И он читал. Сифон ни в малейшей степени не поддался всеобщей и столь внезапной несостоятельности, напротив – он мог всегда, поскольку именно в несостоятельности черпал он свою состоятельность. Итак, он декламировал, и декламировал взволнованно, да еще с выражением и воодушевлением. Больше того, он декламировал красиво, и красота декламации, подкрепленная красотой поэмы и величием ее автора, а также царственностью искусства, незаметно преображалась в изваяние всех мыслимых красот и величий. Больше того, он декламировал загадочно и набожно; декламировал старательно, вдохновенно; и пел песнь поэта-пророка так именно, как песнь пророка и должна петься. О, какая же красота! Какое величие, какой гений и какая поэзия! Муха, стена, чернила, ногти, потолок, доска, окна, о, угроза несостоятельности была уже отброшена, ребенок спасен, и жена тоже, уже каждый соглашался, каждый мог и только просил – кончить.

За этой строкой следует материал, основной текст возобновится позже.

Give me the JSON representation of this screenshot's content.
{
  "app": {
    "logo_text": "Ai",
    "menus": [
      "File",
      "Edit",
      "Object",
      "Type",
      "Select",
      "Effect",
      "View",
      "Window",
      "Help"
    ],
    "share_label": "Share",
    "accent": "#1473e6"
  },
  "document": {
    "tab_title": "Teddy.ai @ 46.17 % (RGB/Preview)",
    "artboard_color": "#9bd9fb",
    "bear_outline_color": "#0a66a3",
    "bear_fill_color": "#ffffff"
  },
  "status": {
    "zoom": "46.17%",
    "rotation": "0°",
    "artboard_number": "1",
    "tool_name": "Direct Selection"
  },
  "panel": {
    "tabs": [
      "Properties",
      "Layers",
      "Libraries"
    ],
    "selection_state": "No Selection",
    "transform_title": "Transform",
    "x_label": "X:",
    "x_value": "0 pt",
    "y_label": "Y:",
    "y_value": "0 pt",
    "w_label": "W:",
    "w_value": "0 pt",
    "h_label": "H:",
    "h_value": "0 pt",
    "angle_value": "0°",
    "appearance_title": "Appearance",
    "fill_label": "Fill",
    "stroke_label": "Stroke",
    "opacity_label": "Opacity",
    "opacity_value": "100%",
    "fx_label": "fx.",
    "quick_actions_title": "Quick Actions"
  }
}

И тут я заметил, что сосед мажет мне руки чернилами – свои собственные уже намазал, а теперь подбирается к моим, ибо ботиночки снимать было трудно, а чужие руки тем ужасны, что, в сущности, такие же, как собственные, ну так что же с того? Ничего. А что с ногами? Болтать? И какой толк? Спустя четверть часа сам Галкевич застонал: довольно, мол, он, дескать, уже признает, схватил, сдается, соглашается, извиняется и может.
– Ну вот видишь, Галкевич?! Что сравнится со школой, когда речь идет о внедрении поклонения великим гениям!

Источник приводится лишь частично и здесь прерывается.